Autre exigence d’Erdogan en échange de son feu vert  : l’approbation simultanée par le Congrès américain de la vente d’avions de chasse F-16 à la Turquie. Précédemment, la Turquie avait été exclue du programme aéronautique militaire américain des avions de chasse F-35 car elle avait acheté à la Russie son système de défense aérienne S-400. De son côté, le Congrès américain, inquiet des postures du président turc, notamment contre Israël, avait demandé comme préalable le feu vert à la Suède dans l’OTAN, avant de fournir ces avions. Un jeu de dupe.

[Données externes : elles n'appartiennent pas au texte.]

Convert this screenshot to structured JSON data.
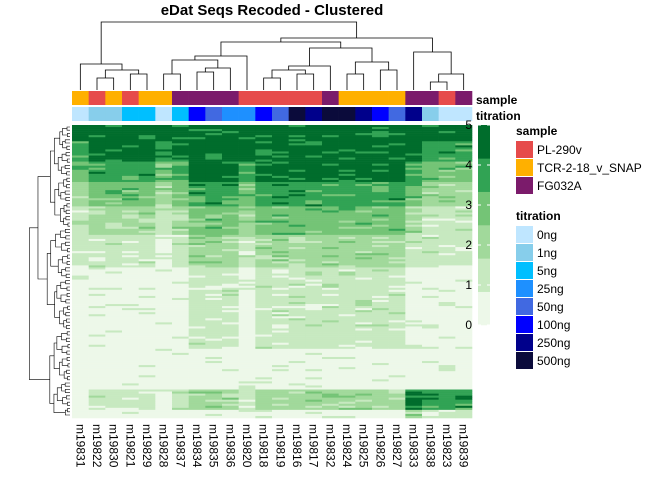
{
  "chart_data": {
    "type": "heatmap",
    "title": "eDat Seqs Recoded - Clustered",
    "columns": [
      "m19831",
      "m19822",
      "m19830",
      "m19821",
      "m19829",
      "m19828",
      "m19837",
      "m19834",
      "m19835",
      "m19836",
      "m19820",
      "m19818",
      "m19819",
      "m19816",
      "m19817",
      "m19832",
      "m19824",
      "m19825",
      "m19826",
      "m19827",
      "m19833",
      "m19838",
      "m19823",
      "m19839"
    ],
    "column_sample": [
      "TCR-2-18_v_SNAP",
      "PL-290v",
      "TCR-2-18_v_SNAP",
      "PL-290v",
      "TCR-2-18_v_SNAP",
      "TCR-2-18_v_SNAP",
      "FG032A",
      "FG032A",
      "FG032A",
      "FG032A",
      "PL-290v",
      "PL-290v",
      "PL-290v",
      "PL-290v",
      "PL-290v",
      "FG032A",
      "TCR-2-18_v_SNAP",
      "TCR-2-18_v_SNAP",
      "TCR-2-18_v_SNAP",
      "TCR-2-18_v_SNAP",
      "FG032A",
      "FG032A",
      "PL-290v",
      "FG032A"
    ],
    "column_titration": [
      "0ng",
      "1ng",
      "1ng",
      "5ng",
      "5ng",
      "0ng",
      "5ng",
      "100ng",
      "50ng",
      "25ng",
      "25ng",
      "100ng",
      "50ng",
      "500ng",
      "250ng",
      "500ng",
      "500ng",
      "250ng",
      "100ng",
      "50ng",
      "250ng",
      "1ng",
      "0ng",
      "0ng"
    ],
    "annotation_rows": [
      "sample",
      "titration"
    ],
    "value_range": [
      0,
      5
    ],
    "legends": [
      {
        "title": "sample",
        "entries": [
          {
            "label": "PL-290v",
            "color": "#E64B4B"
          },
          {
            "label": "TCR-2-18_v_SNAP",
            "color": "#FFB000"
          },
          {
            "label": "FG032A",
            "color": "#7B1B6B"
          }
        ]
      },
      {
        "title": "titration",
        "entries": [
          {
            "label": "0ng",
            "color": "#BFE6FF"
          },
          {
            "label": "1ng",
            "color": "#87CEEB"
          },
          {
            "label": "5ng",
            "color": "#00BFFF"
          },
          {
            "label": "25ng",
            "color": "#1E90FF"
          },
          {
            "label": "50ng",
            "color": "#4169E1"
          },
          {
            "label": "100ng",
            "color": "#0000FF"
          },
          {
            "label": "250ng",
            "color": "#00008B"
          },
          {
            "label": "500ng",
            "color": "#0B0B3B"
          }
        ]
      }
    ],
    "colorbar": {
      "ticks": [
        "0",
        "1",
        "2",
        "3",
        "4",
        "5"
      ],
      "colors": [
        "#EDF8E9",
        "#C7E9C0",
        "#A1D99B",
        "#74C476",
        "#31A354",
        "#006D2C"
      ]
    },
    "row_groups": [
      {
        "rows": 8,
        "profile": [
          5,
          5,
          5,
          5,
          5,
          5,
          5,
          5,
          5,
          5,
          5,
          5,
          5,
          5,
          5,
          5,
          5,
          5,
          5,
          5,
          5,
          5,
          5,
          5
        ]
      },
      {
        "rows": 10,
        "profile": [
          4,
          5,
          5,
          5,
          5,
          4,
          5,
          5,
          5,
          5,
          5,
          5,
          5,
          5,
          5,
          5,
          5,
          5,
          5,
          5,
          5,
          4,
          4,
          4
        ]
      },
      {
        "rows": 10,
        "profile": [
          3,
          4,
          4,
          4,
          4,
          3,
          4,
          5,
          5,
          5,
          4,
          5,
          5,
          5,
          5,
          5,
          5,
          5,
          5,
          5,
          4,
          3,
          3,
          3
        ]
      },
      {
        "rows": 12,
        "profile": [
          2,
          3,
          3,
          3,
          3,
          2,
          3,
          4,
          4,
          4,
          3,
          4,
          4,
          4,
          4,
          4,
          4,
          4,
          4,
          4,
          3,
          2,
          2,
          2
        ]
      },
      {
        "rows": 14,
        "profile": [
          1,
          2,
          2,
          2,
          2,
          1,
          2,
          3,
          3,
          3,
          2,
          3,
          3,
          3,
          3,
          3,
          3,
          3,
          3,
          3,
          2,
          1,
          1,
          1
        ]
      },
      {
        "rows": 16,
        "profile": [
          1,
          1,
          1,
          1,
          1,
          0,
          1,
          2,
          2,
          2,
          1,
          2,
          2,
          2,
          2,
          2,
          2,
          2,
          2,
          2,
          1,
          1,
          1,
          1
        ]
      },
      {
        "rows": 40,
        "profile": [
          0,
          0,
          0,
          0,
          0,
          0,
          0,
          1,
          1,
          1,
          0,
          1,
          1,
          1,
          1,
          1,
          1,
          1,
          1,
          1,
          0,
          0,
          0,
          0
        ]
      },
      {
        "rows": 20,
        "profile": [
          0,
          0,
          0,
          0,
          0,
          0,
          0,
          0,
          0,
          0,
          0,
          0,
          0,
          0,
          0,
          0,
          0,
          0,
          0,
          0,
          0,
          0,
          0,
          0
        ]
      },
      {
        "rows": 10,
        "profile": [
          0,
          1,
          1,
          1,
          1,
          0,
          1,
          2,
          2,
          2,
          1,
          2,
          2,
          2,
          2,
          2,
          2,
          2,
          2,
          2,
          5,
          4,
          4,
          4
        ]
      },
      {
        "rows": 4,
        "profile": [
          0,
          0,
          0,
          0,
          0,
          0,
          0,
          0,
          0,
          0,
          0,
          0,
          0,
          0,
          0,
          0,
          0,
          0,
          0,
          0,
          2,
          1,
          1,
          1
        ]
      }
    ]
  }
}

Alors que la Turquie s’apprête à signer la ratification d’adhésion, le dernier acte avant une entrée de la Suède dans l’OTAN se joue désormais en Hongrie. La Hongrie a donné son soutien de principe à la Suède, mais traîne des pieds. En 2022, le gouvernement hongrois avait soumis la ratification d’adhésion de la Suède au Parlement mais le vote final a été retardé à plusieurs reprises. Plusieurs voix dénoncent une nouvelle stratégie de chantage de Viktor Orbán pour obtenir des concessions de l’UE, d’autres le signe de sa proximité avec le président russe Vladimir Poutine. De plus, Budapest a mal accueilli les critiques de Stockholm concernant son recul par rapport aux principes démocratiques de l’UE.

Bloquer la machine de guerre

Désireux de faire front uni face à Moscou, les impérialismes occidentaux se félicitent de cette étape. C’est aussi pour eux un gros avantage stratégique militaire. Sans parler de l’industrie de défense de pointe et de la flotte aérienne considérable de la Suède, le port de la flotte baltique russe situé dans l’enclave de Kaliningrad sera bientôt cerné par des pays qui appartiennent tous à l’alliance…

Norvège, Lettonie, Lituanie, évoquent la guerre possible avec la Russie. Grant Shapps, ministre britannique de la défense évoque le passage « d’un monde d’après-guerre à un monde d’avant-guerre ». Le gouvernement suédois, allié à l’extrême droite, ne se cache pas d’envisager très sérieusement l’éventualité d’une guerre sur son sol, considérant que le conflit Russie-Ukraine n’est « qu’une étape » et s’y prépare. La rupture politique que traverse le pays fait écho à la fin de sa neutralité vieille de deux siècles.

C’est d’autant plus un signal fort inquiétant de l’influence turque et du désir des puissances en jeu de maintenir une situation de tension extrême. Espérons que l’armée russe se cassera les dents sur l’Ukraine, mettant fin à cette dangereuse escalade, et que les mobilisations en faveur des kurdes et des autres peuples opprimés par les guerres menées par les États capitalistes porteront leur fruit. Bloquons la machine de guerre par tous les moyens possibles et reconstruisons les résistances sociales et de classe.

Ed. Wanted (UCL Grenoble)

[1« Mouvement kurde : La répression ne faiblit pas », Alternative libertaire n° 346, janvier 2024.